Nathan Tupper (June 28, 1709 - April 4, 1784) was a farmer, merchant and political figure in Nova Scotia.

He was born in Sandwich, Massachusetts on June 28, 1709, the son of Medad and Hannah. In 1739, he married Experience Gibbs. Experience was descended from Richard Warren, passenger on the ship Mayflower. Nathan first left Sandwich, MA in 1736 to live in Rochester, Massachusetts. He went to Nova Scotia in 1760. He was also involved in the lumber trade. He represented Liverpool township in the Nova Scotia House of Assembly from 1761 to 1764, resigning on April 3, 1764, as being unable to attend. He died in Liverpool, Nova Scotia on April 4, 1784 "falling in a fit on the way to church" at the age of 84.

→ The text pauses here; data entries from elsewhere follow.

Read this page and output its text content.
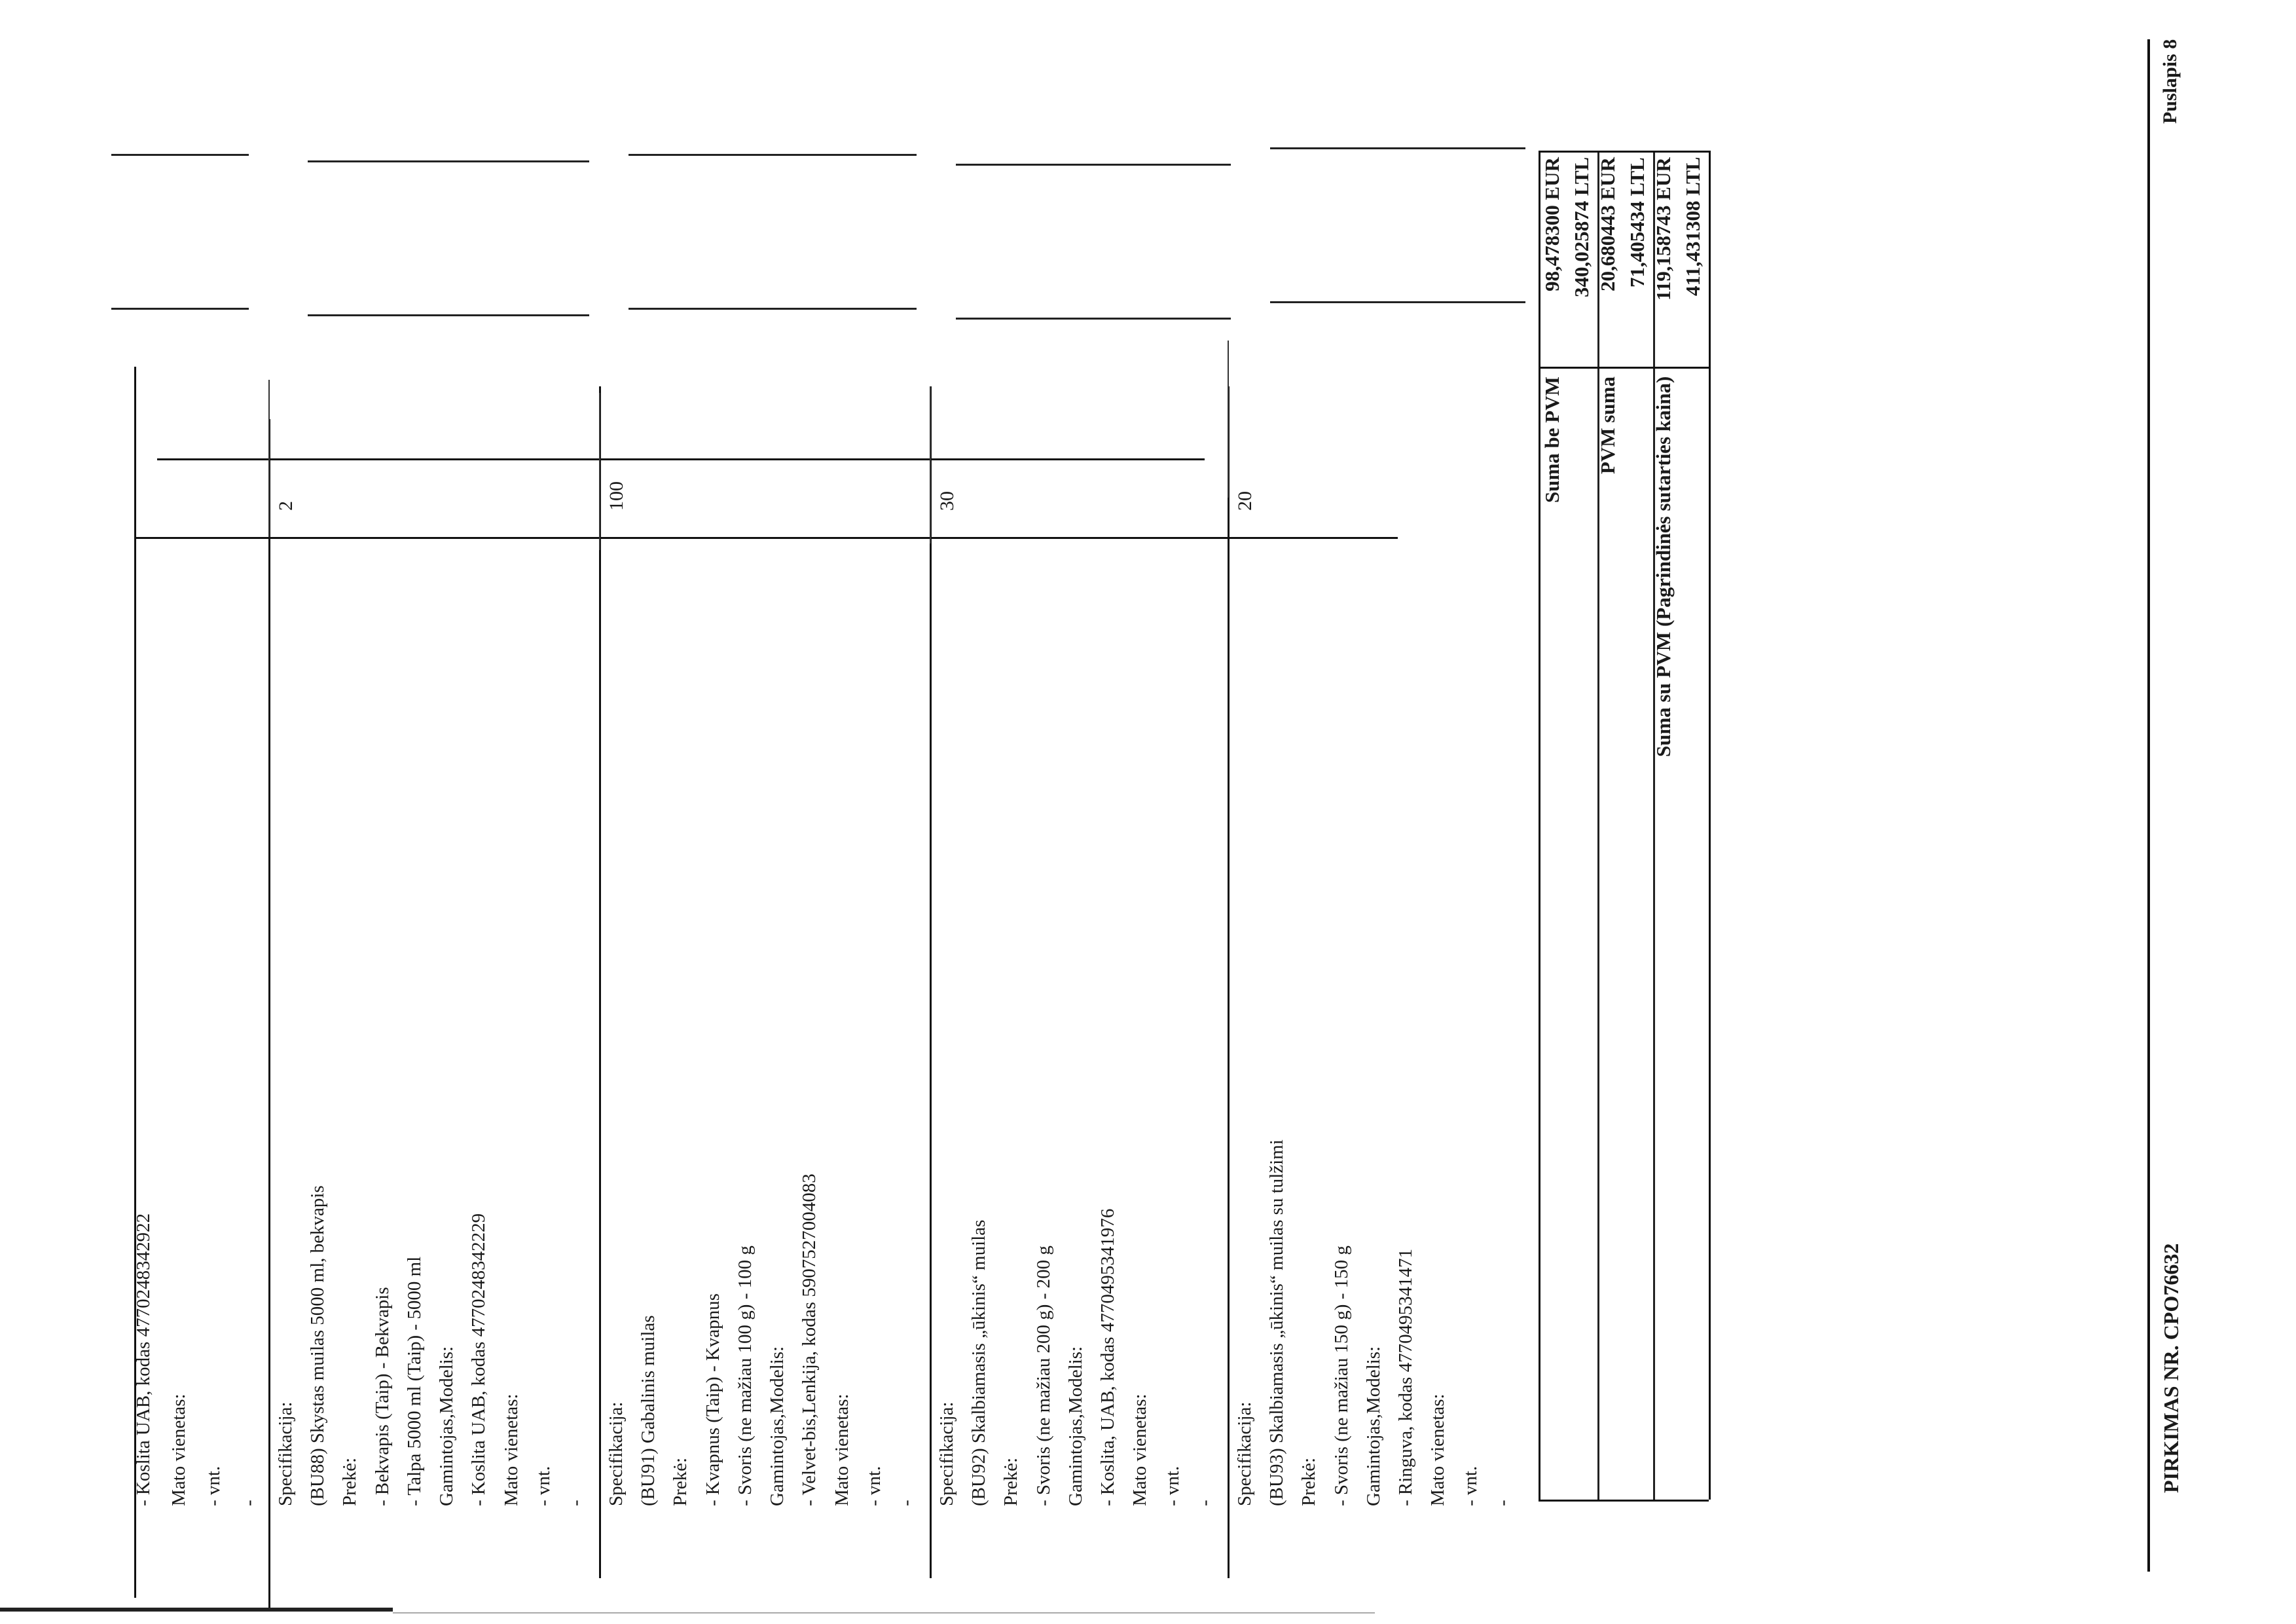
- Koslita UAB, kodas 4770248342922 Mato vienetas: - vnt. - Specifikacija: (BU88) Skystas muilas 5000 ml, bekvapis Prekė: - Bekvapis (Taip) - Bekvapis - Talpa 5000 ml (Taip) - 5000 ml Gamintojas,Modelis: - Koslita UAB, kodas 4770248342229 Mato vienetas: - vnt. -
2
Specifikacija: (BU91) Gabalinis muilas Prekė: - Kvapnus (Taip) - Kvapnus - Svoris (ne mažiau 100 g) - 100 g Gamintojas,Modelis: - Velvet-bis,Lenkija, kodas 5907527004083 Mato vienetas: - vnt. -
100
Specifikacija: (BU92) Skalbiamasis „ūkinis“ muilas Prekė: - Svoris (ne mažiau 200 g) - 200 g Gamintojas,Modelis: - Koslita, UAB, kodas 4770495341976 Mato vienetas: - vnt. -
30
Specifikacija: (BU93) Skalbiamasis „ūkinis“ muilas su tulžimi Prekė: - Svoris (ne mažiau 150 g) - 150 g Gamintojas,Modelis: - Ringuva, kodas 4770495341471 Mato vienetas: - vnt. -
20	Suma be PVM PVM suma Suma su PVM (Pagrindinės sutarties kaina)
98,478300 EUR 340,025874 LTL 20,680443 EUR 71,405434 LTL 119,158743 EUR 411,431308 LTL
PIRKIMAS NR. CPO76632
Puslapis 8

Nathan's grandmother was Martha Mayhew, daughter of Thomas Mayhew, the first colonial governor of Martha's Vineyard. His grandfather Captain Thomas Tupper was one of the first selectman appointed for Sandwich, Massachusetts, was appointed by the General Court at Plymouth as captain of the military company of Sandwich, and was a missionary to the "Praying Indians" and donated land and built a church in 1688 which stood until 1757.